Our Relation to Christian Temperance

Temperance is more than a political concern. It is a moral issue.

I.H.E. is editor of the Ministry

The question of national prohibition as represented in the Eighteenth Amend­ment, and its supporting legislation known as the Volstead Act, is now be­fore the people of the United States in a very serious way. The November elections chose for the White House a new President and for the Senate and House sufficient Democrats so that the incoming party will be in control, not only in the Chief Execu­tive's seat, but also in both houses of Congress.

The Chicago platform of the Democratic party contained a plain agreement that Con­gress would pass an act to repeal the Eight­eenth Amendment, submitting the same to be ratified by State conventions. They also pledged so to change the Volstead Act that beer will be legalized. At present it is difficult to foretell what a year may thrust upon us. The question is, To what extent are Christians re­sponsible for Congressional legislation? The Seventh, day Adventist de­nomination and its min­istry are not politicians. We stand aloof from party lines, nor do we as a church favor one party or discount another.

In temperance, how­ever, we have to deal, not with a political, but with a moral issue.

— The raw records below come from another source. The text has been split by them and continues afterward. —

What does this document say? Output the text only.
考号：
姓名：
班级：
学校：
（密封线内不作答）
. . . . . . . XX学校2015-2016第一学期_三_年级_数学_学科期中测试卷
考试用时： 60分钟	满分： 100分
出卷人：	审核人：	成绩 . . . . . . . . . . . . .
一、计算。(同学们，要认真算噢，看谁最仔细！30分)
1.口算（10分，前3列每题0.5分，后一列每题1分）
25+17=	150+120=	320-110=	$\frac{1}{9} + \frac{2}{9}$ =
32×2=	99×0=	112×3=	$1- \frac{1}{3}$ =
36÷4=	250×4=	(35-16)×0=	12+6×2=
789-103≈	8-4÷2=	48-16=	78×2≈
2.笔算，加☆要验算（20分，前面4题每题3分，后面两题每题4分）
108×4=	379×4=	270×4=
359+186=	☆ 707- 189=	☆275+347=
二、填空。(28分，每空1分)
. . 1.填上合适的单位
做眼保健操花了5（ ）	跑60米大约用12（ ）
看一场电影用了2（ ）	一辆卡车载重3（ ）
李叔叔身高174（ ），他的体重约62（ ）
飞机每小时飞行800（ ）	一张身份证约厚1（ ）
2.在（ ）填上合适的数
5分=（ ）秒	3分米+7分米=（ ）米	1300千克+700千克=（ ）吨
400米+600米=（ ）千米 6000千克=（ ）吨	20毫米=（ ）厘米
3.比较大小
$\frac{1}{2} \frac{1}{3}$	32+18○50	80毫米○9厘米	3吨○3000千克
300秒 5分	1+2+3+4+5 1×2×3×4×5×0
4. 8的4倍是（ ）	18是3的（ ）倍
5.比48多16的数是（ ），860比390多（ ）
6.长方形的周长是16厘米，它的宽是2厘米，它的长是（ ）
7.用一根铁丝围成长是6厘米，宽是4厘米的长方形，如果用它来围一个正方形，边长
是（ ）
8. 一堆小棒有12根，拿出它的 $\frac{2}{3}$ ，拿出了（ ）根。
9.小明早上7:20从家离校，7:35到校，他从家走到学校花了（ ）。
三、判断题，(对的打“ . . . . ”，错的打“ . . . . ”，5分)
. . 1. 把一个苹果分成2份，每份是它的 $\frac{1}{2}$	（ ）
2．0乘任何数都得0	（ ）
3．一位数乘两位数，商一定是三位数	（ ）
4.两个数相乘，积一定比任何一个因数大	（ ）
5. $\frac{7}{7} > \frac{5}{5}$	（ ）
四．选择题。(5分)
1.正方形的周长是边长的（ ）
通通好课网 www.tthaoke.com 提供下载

That both Democrats and Re­publicans sought to make the cause of temperance an issue in the last elec­tion was not for the sake of temperance nor for the good of the people, but in order to gain votes at the November polls. Because both major political parties have promised to submit the Eighteenth Amendment and the Volstead Act to the people for repeal or change, does not in the least eliminate the moral issue. Rather, it complicates the situation by making a moral issue a party program.

The Eighteenth Amendment was adopted be­cause the people demanded it. When it was submitted to the people, forty-six out of forty-eight States voted its adoption. This was fol­lowed by the national prohibition act, known as the Volstead Act. President Wilson vetoed the Volstead Act, but Congress overrode the veto. The legislation then went to the Supreme Court, which sustained the Volstead Act. When this legislation was enacted, it was not under­stood to be either Democratic or Republican, but national. Back of it stood forty-six States approving the amendment. Perhaps no amend­ment to our national Constitution was ever more generously supported by the people than the Eighteenth Amendment.

That the people of a republican form of gov­ernment are indirectly responsible for the laws made by their representatives, is obvious. In an absolute monarchy the people have no voice in lawmaking, but in a constitutional government the people control through the ballot, the people making the laws through the representa­tives whom they elect. When a legislative body makes an unjust law in a constitutional republic, the people have redress in electing representa­tives who will enact right laws. To fail to extend their influence and cast their vote in favor of right legislation, is culpable neglect of duty. In view of these ob­vious facts, let us observe these words:

"There is a cause for the moral paralysis upon society. Our laws sustain an evil which is sapping their very foundation. Many de­plore the wrongs which they know exist, but consider themselves free from all responsibility in the matter. This cannot be. Every individ­ual exerts an influence in society. In our favored land, every voter has some voice in determining what laws shall control the nation. Should not that influence and that vote be cast on the side of temperance and virtue? . . .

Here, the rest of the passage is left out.